Just a short distance upstream from Chillington Hall is Brewood and you will find shops, pubs and restaurants close at hand and there is also a boatyard all of which should meet any of your requirements. Just beyond Brewood you will see the Belvide Reservoir which supplies water for the canal. A very short distance from there is a cast iron aqueduct, the Stretton Aqueduct, which was built in 1832.
It is used to cross the A5 Watling Street and take you onwards to Wheaton Aston where you will find the first lock on the Shroppie other than the stop lock at Autherley. The Wheaton Aston lock is unique by way of being the only singular lock on the canal route as the other locks are bunched together in "flights". This made for quicker working by the boat people because locks could be easily prepared in advance of the boats. At Wheaton Aston you will find a waterside garage that offers some useful facilities for boaters and a canalside pub.
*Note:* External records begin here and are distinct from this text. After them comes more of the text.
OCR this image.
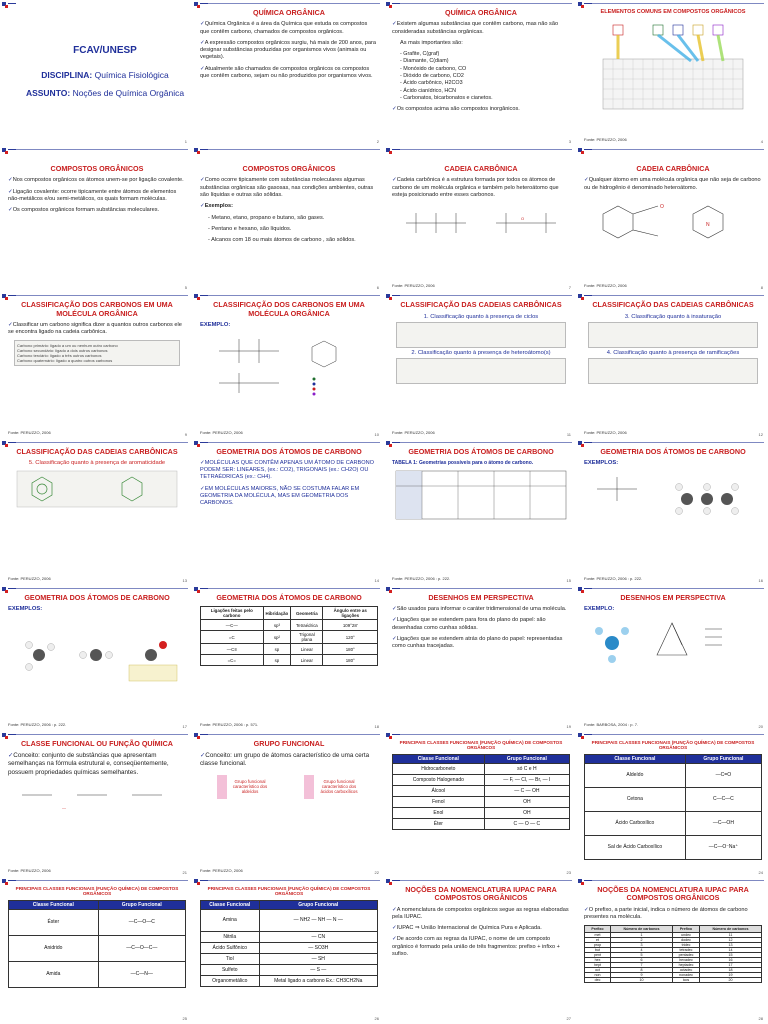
FCAV/UNESP
DISCIPLINA: Química Fisiológica
ASSUNTO: Noções de Química Orgânica
1
QUÍMICA ORGÂNICA
✓ Química Orgânica é a área da Química que estuda os compostos que contêm carbono, chamados de compostos orgânicos.
✓ A expressão compostos orgânicos surgiu, há mais de 200 anos, para designar substâncias produzidas por organismos vivos (animais ou vegetais).
✓ Atualmente são chamados de compostos orgânicos os compostos que contêm carbono, sejam ou não produzidos por organismos vivos.
2
QUÍMICA ORGÂNICA
✓ Existem algumas substâncias que contêm carbono, mas não são consideradas substâncias orgânicas.
As mais importantes são:
- Grafite, C(graf)
- Diamante, C(diam)
- Monóxido de carbono, CO
- Dióxido de carbono, CO2
- Ácido carbônico, H2CO3
- Ácido cianídrico, HCN
- Carbonatos, bicarbonatos e cianetos.
✓ Os compostos acima são compostos inorgânicos.
3
ELEMENTOS COMUNS EM COMPOSTOS ORGÂNICOS
Fonte: PERUZZO, 2006	4
COMPOSTOS ORGÂNICOS
✓ Nos compostos orgânicos os átomos unem-se por ligação covalente.
✓ Ligação covalente: ocorre tipicamente entre átomos de elementos não-metálicos e/ou semi-metálicos, os quais formam moléculas.
✓ Os compostos orgânicos formam substâncias moleculares.
5
COMPOSTOS ORGÂNICOS
✓ Como ocorre tipicamente com substâncias moleculares algumas substâncias orgânicas são gasosas, nas condições ambientes, outras são líquidas e outras são sólidas.
✓ Exemplos:
- Metano, etano, propano e butano, são gases.
- Pentano e hexano, são líquidos.
- Alcanos com 18 ou mais átomos de carbono , são sólidos.
6
CADEIA CARBÔNICA
✓ Cadeia carbônica é a estrutura formada por todos os átomos de carbono de um molécula orgânica e também pelo heteroátomo que esteja posicionado entre esses carbonos.
O
Fonte: PERUZZO, 2006	7
CADEIA CARBÔNICA
✓ Qualquer átomo em uma molécula orgânica que não seja de carbono ou de hidrogênio é denominado heteroátomo.
O
N
Fonte: PERUZZO, 2006	8
CLASSIFICAÇÃO DOS CARBONOS EM UMA MOLÉCULA ORGÂNICA
✓ Classificar um carbono significa dizer a quantos outros carbonos ele se encontra ligado na cadeia carbônica.
Carbono primário: ligado a um ou nenhum outro carbono
Carbono secundário: ligado a dois outros carbonos
Carbono terciário: ligado a três outros carbonos
Carbono quaternário: ligado a quatro outros carbonos
Fonte: PERUZZO, 2006	9
CLASSIFICAÇÃO DOS CARBONOS EM UMA MOLÉCULA ORGÂNICA
EXEMPLO:
Fonte: PERUZZO, 2006	10
CLASSIFICAÇÃO DAS CADEIAS CARBÔNICAS
1. Classificação quanto à presença de ciclos
2. Classificação quanto à presença de heteroátomo(s)
Fonte: PERUZZO, 2006	11
CLASSIFICAÇÃO DAS CADEIAS CARBÔNICAS
3. Classificação quanto à insaturação
4. Classificação quanto à presença de ramificações
Fonte: PERUZZO, 2006	12
CLASSIFICAÇÃO DAS CADEIAS CARBÔNICAS
5. Classificação quanto à presença de aromaticidade
Fonte: PERUZZO, 2006	13
GEOMETRIA DOS ÁTOMOS DE CARBONO
✓ MOLÉCULAS QUE CONTÊM APENAS UM ÁTOMO DE CARBONO PODEM SER: LINEARES, (ex.: CO2), TRIGONAIS (ex.: CH2O) OU TETRAÉDRICAS (ex.: CH4).
✓ EM MOLÉCULAS MAIORES, NÃO SE COSTUMA FALAR EM GEOMETRIA DA MOLÉCULA, MAS EM GEOMETRIA DOS CARBONOS.
14
GEOMETRIA DOS ÁTOMOS DE CARBONO
TABELA 1: Geometrias possíveis para o átomo de carbono.
Fonte: PERUZZO, 2006 : p. 222.	15
GEOMETRIA DOS ÁTOMOS DE CARBONO
EXEMPLOS:
Fonte: PERUZZO, 2006 : p. 222.	16
GEOMETRIA DOS ÁTOMOS DE CARBONO
EXEMPLOS:
Fonte: PERUZZO, 2006 : p. 222.	17
GEOMETRIA DOS ÁTOMOS DE CARBONO
Ligações feitas pelo carbono	Hibridação	Geometria	Ângulo entre as ligações
—C—	sp³	Tetraédrica	109°28'
=C	sp²	Trigonal plana	120°
—C≡	sp	Linear	180°
=C=	sp	Linear	180°
Fonte: PERUZZO, 2006 : p. 571.	18
DESENHOS EM PERSPECTIVA
✓ São usados para informar o caráter tridimensional de uma molécula.
✓ Ligações que se estendem para fora do plano do papel: são desenhadas como cunhas sólidas.
✓ Ligações que se estendem atrás do plano do papel: representadas como cunhas tracejadas.
19
DESENHOS EM PERSPECTIVA
EXEMPLO:
Fonte: BARBOSA, 2004 : p. 7.	20
CLASSE FUNCIONAL OU FUNÇÃO QUÍMICA
✓ Conceito: conjunto de substâncias que apresentam semelhanças na fórmula estrutural e, conseqüentemente, possuem propriedades químicas semelhantes.
—
Fonte: PERUZZO, 2006	21
GRUPO FUNCIONAL
✓ Conceito: um grupo de átomos característico de uma certa classe funcional.
Grupo funcional característico dos aldeídos
Grupo funcional característico dos ácidos carboxílicos
Fonte: PERUZZO, 2006	22
PRINCIPAIS CLASSES FUNCIONAIS (FUNÇÃO QUÍMICA) DE COMPOSTOS ORGÂNICOS
Classe Funcional	Grupo Funcional
Hidrocarboneto	só C e H
Composto Halogenado	— F, — Cl, — Br, — I
Álcool	— C — OH
Fenol	OH
Enol	OH
Éter	C — O — C
23
PRINCIPAIS CLASSES FUNCIONAIS (FUNÇÃO QUÍMICA) DE COMPOSTOS ORGÂNICOS
Classe Funcional	Grupo Funcional
Aldeído	—C=O
Cetona	C—C—C
Ácido Carboxílico	—C—OH
Sal de Ácido Carboxílico	—C—O⁻Na⁺
24
PRINCIPAIS CLASSES FUNCIONAIS (FUNÇÃO QUÍMICA) DE COMPOSTOS ORGÂNICOS
Classe Funcional	Grupo Funcional
Éster	—C—O—C
Anidrido	—C—O—C—
Amida	—C—N—
25
PRINCIPAIS CLASSES FUNCIONAIS (FUNÇÃO QUÍMICA) DE COMPOSTOS ORGÂNICOS
Classe Funcional	Grupo Funcional
Amina	— NH2 — NH — N —
Nitrila	— CN
Ácido Sulfônico	— SO3H
Tiol	— SH
Sulfeto	— S —
Organometálico	Metal ligado a carbono Ex.: CH3CH2Na
26
NOÇÕES DA NOMENCLATURA IUPAC PARA COMPOSTOS ORGÂNICOS
✓ A nomenclatura de compostos orgânicos segue as regras elaboradas pela IUPAC.
✓ IUPAC ⇒ União Internacional de Química Pura e Aplicada.
✓ De acordo com as regras da IUPAC, o nome de um composto orgânico é formado pela união de três fragmentos: prefixo + infixo + sufixo.
27
NOÇÕES DA NOMENCLATURA IUPAC PARA COMPOSTOS ORGÂNICOS
✓ O prefixo, a parte inicial, indica o número de átomos de carbono presentes na molécula.
Prefixo	Número de carbonos	Prefixo	Número de carbonos
met	1	undec	11
et	2	dodec	12
prop	3	tridec	13
but	4	tetradec	14
pent	5	pentadec	15
hex	6	hexadec	16
hept	7	heptadec	17
oct	8	octadec	18
non	9	nonadec	19
dec	10	icos	20
28
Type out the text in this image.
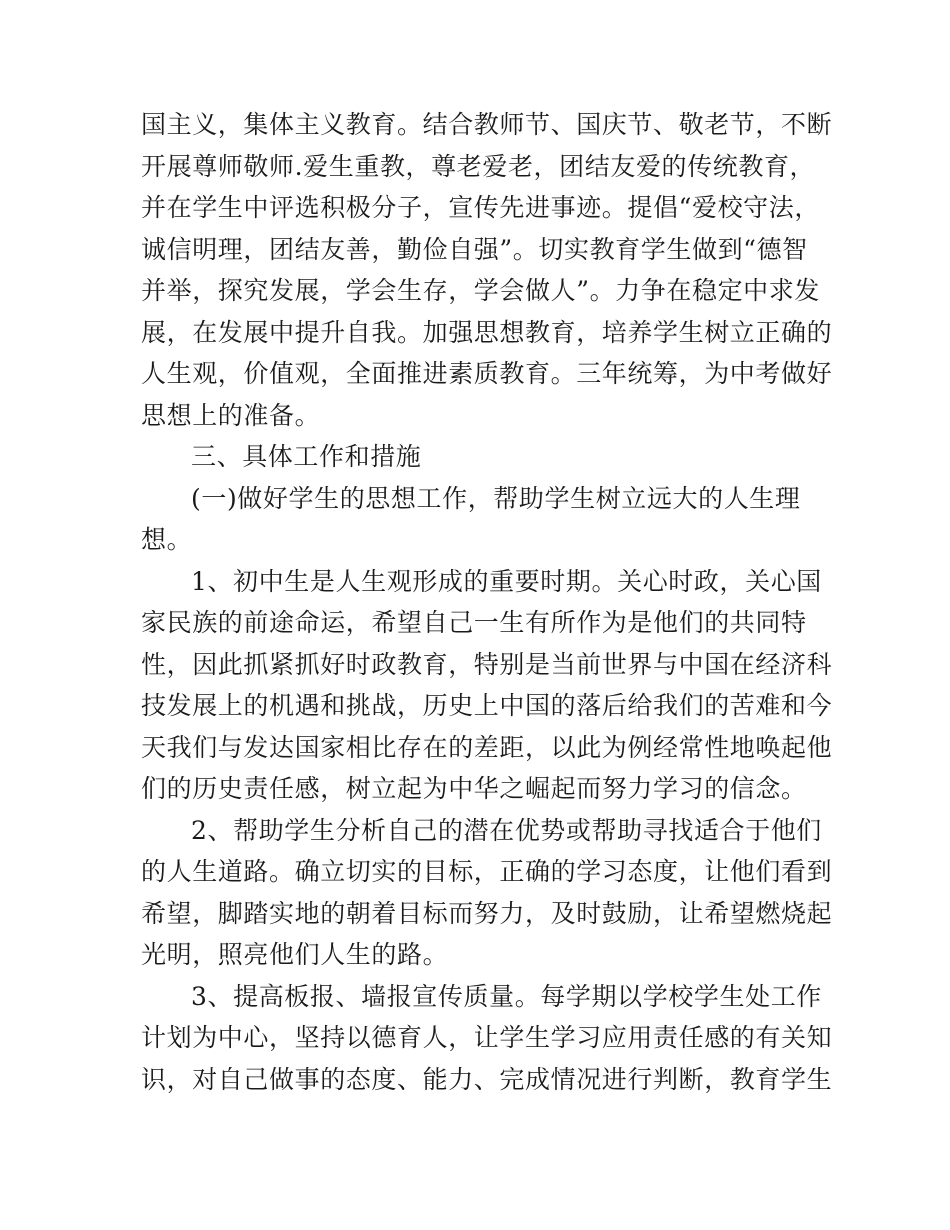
国主义，集体主义教育。结合教师节、国庆节、敬老节，不断
开展尊师敬师.爱生重教，尊老爱老，团结友爱的传统教育，
并在学生中评选积极分子，宣传先进事迹。提倡“爱校守法，
诚信明理，团结友善，勤俭自强”。切实教育学生做到“德智
并举，探究发展，学会生存，学会做人”。力争在稳定中求发
展，在发展中提升自我。加强思想教育，培养学生树立正确的
人生观，价值观，全面推进素质教育。三年统筹，为中考做好
思想上的准备。
三、具体工作和措施
(一)做好学生的思想工作，帮助学生树立远大的人生理
想。
1、初中生是人生观形成的重要时期。关心时政，关心国
家民族的前途命运，希望自己一生有所作为是他们的共同特
性，因此抓紧抓好时政教育，特别是当前世界与中国在经济科
技发展上的机遇和挑战，历史上中国的落后给我们的苦难和今
天我们与发达国家相比存在的差距，以此为例经常性地唤起他
们的历史责任感，树立起为中华之崛起而努力学习的信念。
2、帮助学生分析自己的潜在优势或帮助寻找适合于他们
的人生道路。确立切实的目标，正确的学习态度，让他们看到
希望，脚踏实地的朝着目标而努力，及时鼓励，让希望燃烧起
光明，照亮他们人生的路。
3、提高板报、墙报宣传质量。每学期以学校学生处工作
计划为中心，坚持以德育人，让学生学习应用责任感的有关知
识，对自己做事的态度、能力、完成情况进行判断，教育学生
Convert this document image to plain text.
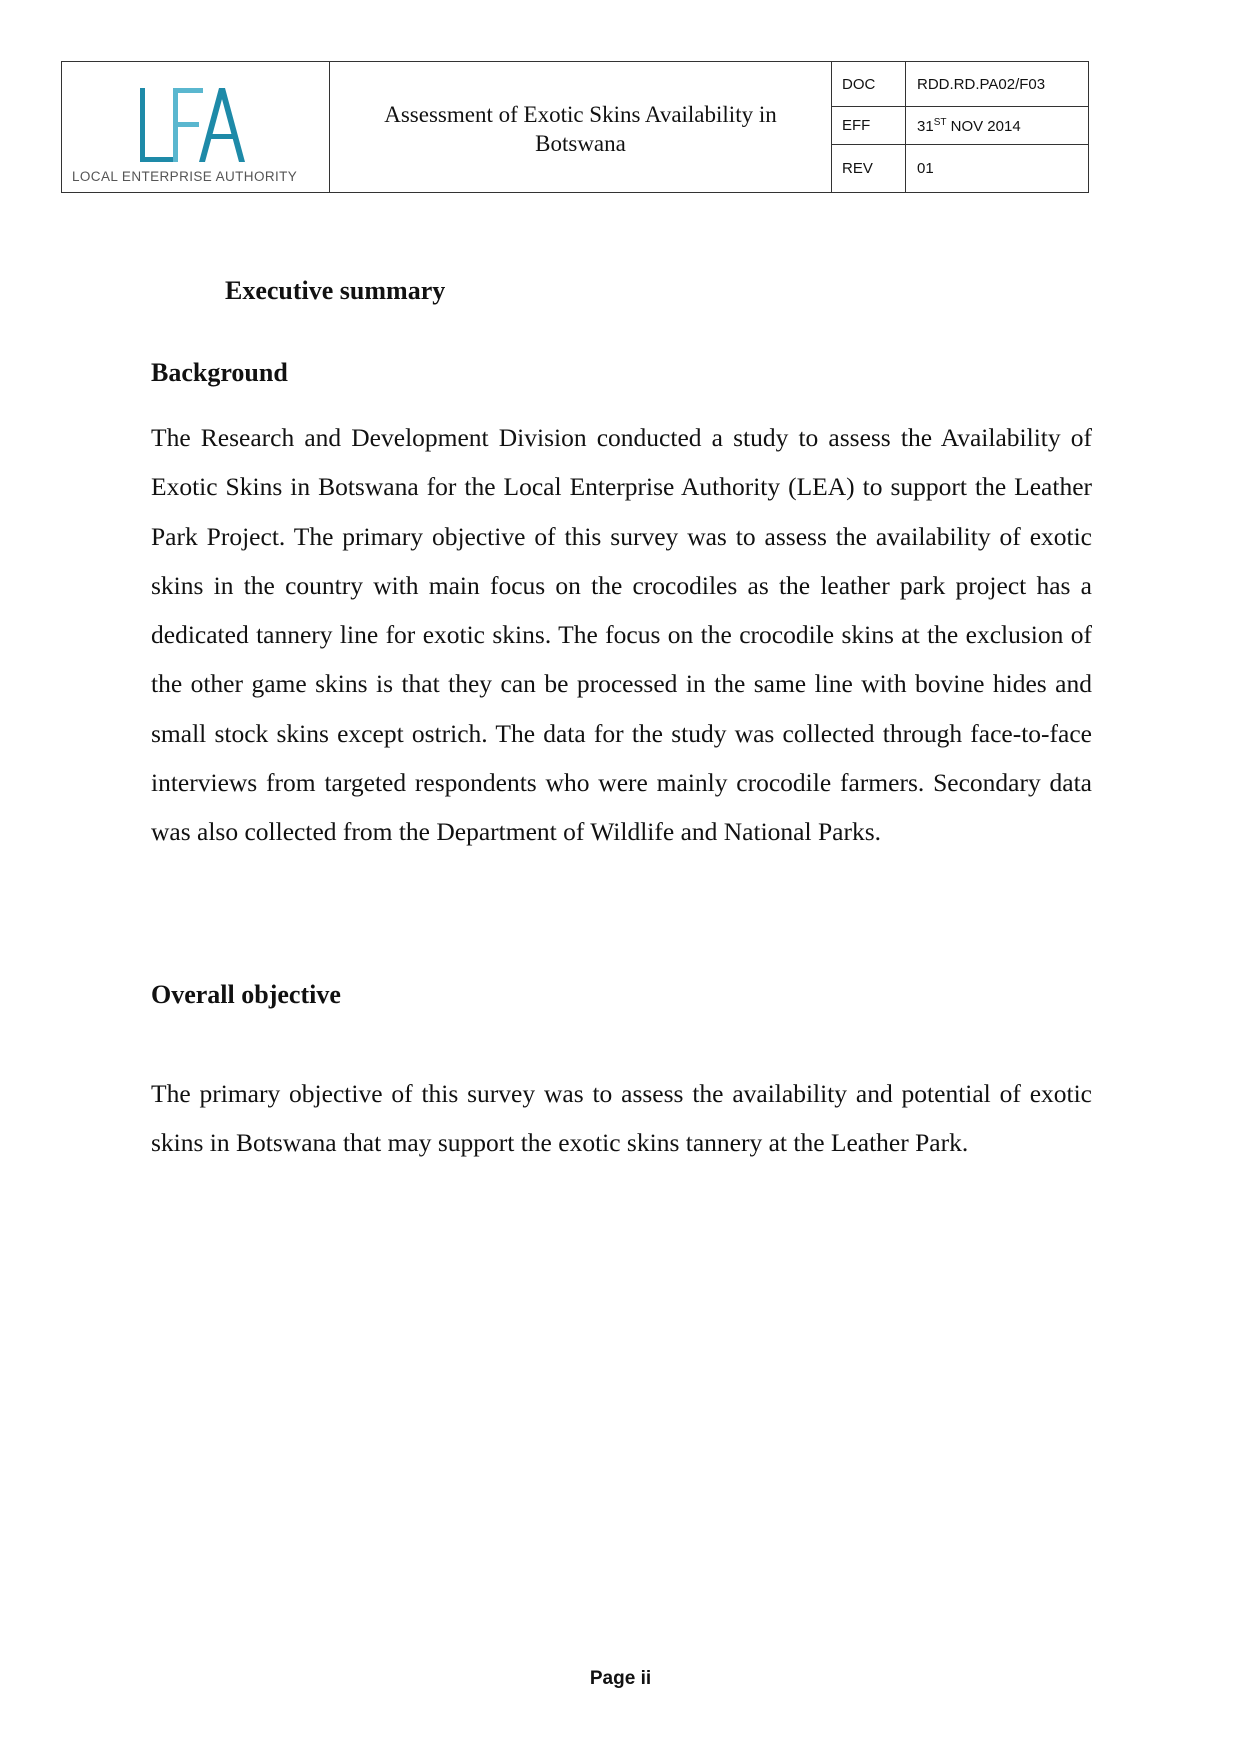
LOCAL ENTERPRISE AUTHORITY
Assessment of Exotic Skins Availability in Botswana
DOC	RDD.RD.PA02/F03
EFF	31ST NOV 2014
REV	01
Executive summary
Background

The Research and Development Division conducted a study to assess the Availability of Exotic Skins in Botswana for the Local Enterprise Authority (LEA) to support the Leather Park Project. The primary objective of this survey was to assess the availability of exotic skins in the country with main focus on the crocodiles as the leather park project has a dedicated tannery line for exotic skins. The focus on the crocodile skins at the exclusion of the other game skins is that they can be processed in the same line with bovine hides and small stock skins except ostrich. The data for the study was collected through face-to-face interviews from targeted respondents who were mainly crocodile farmers. Secondary data was also collected from the Department of Wildlife and National Parks.

Overall objective

The primary objective of this survey was to assess the availability and potential of exotic skins in Botswana that may support the exotic skins tannery at the Leather Park.

Page ii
Wheaton Aston also has a few basic supplies.
Once past Wheaton Aston you are headlong into beautiful countryside passing through deep wooded cuttings and embankments that give views for miles. During this section you will only pass though a handful of hamlets. It is so rural and remote that you can get lost in the peace, disturbed only by a nosy herd of cows as you cruise by. You will pass through Cowley Cutting, a cutting that is deep, narrow and wooded.
This section was originally intended to be a part of the Cowley Tunnel which takes you intoGnosall, but the ground was unstable so they opened this section out and made it the cutting it is today, and naturally it leads you straight into the tunnel which opens out into Gnosall, which is convenient for stocking up on supplies. or stopping for a pint and a bite to eat and a good place to moor for the night as it will have taken you about 6.75 hours to here.
Onwards from Gnosall you find yourself heading towards Norbury Junction passing over the infamous Shelmore Embankment. It took 500 men and 50 horses 6 years to build the mile long embankment which is on unstable land. This was the last section of the canal to be completed and the reason for Telford to never see his final waterway opened.
Troubled from the start this section had to be repeatedly repaired. Today it is covered in mature trees whose roots help with stability and there are also flood gates at either end of the embankment in case of a breach. At Norbury Junction the Shroppie used to branch off to theShrewsbury Canal via the Newport Branch and both of these are proposed for future restoration. In the one section of the Newport Branch that is still accessible there are moorings and a dry dock.
Norbury is full of facilities including a British Waterways office and maintenance yard, a large pub, a café and a boatyard with a hire fleet and plenty of moorings. The Norbury area is very popular with walkers as it is a very pretty place with lots of wildlife. Expect it to be busy on a sunny day!
Heading north from Norbury you go through the mile long Grub Street Cutting known for the double-arched bridge which supports a telegraph pole.
Turn around in the winding hole here & begin your journey back to the marina.
Moor at Brewood, there are 3 pubs in the village & supplies & takeaways.
It is 6.75 hours to here.
it is 5.25 hours back to Gailey so take a leisurely trip back.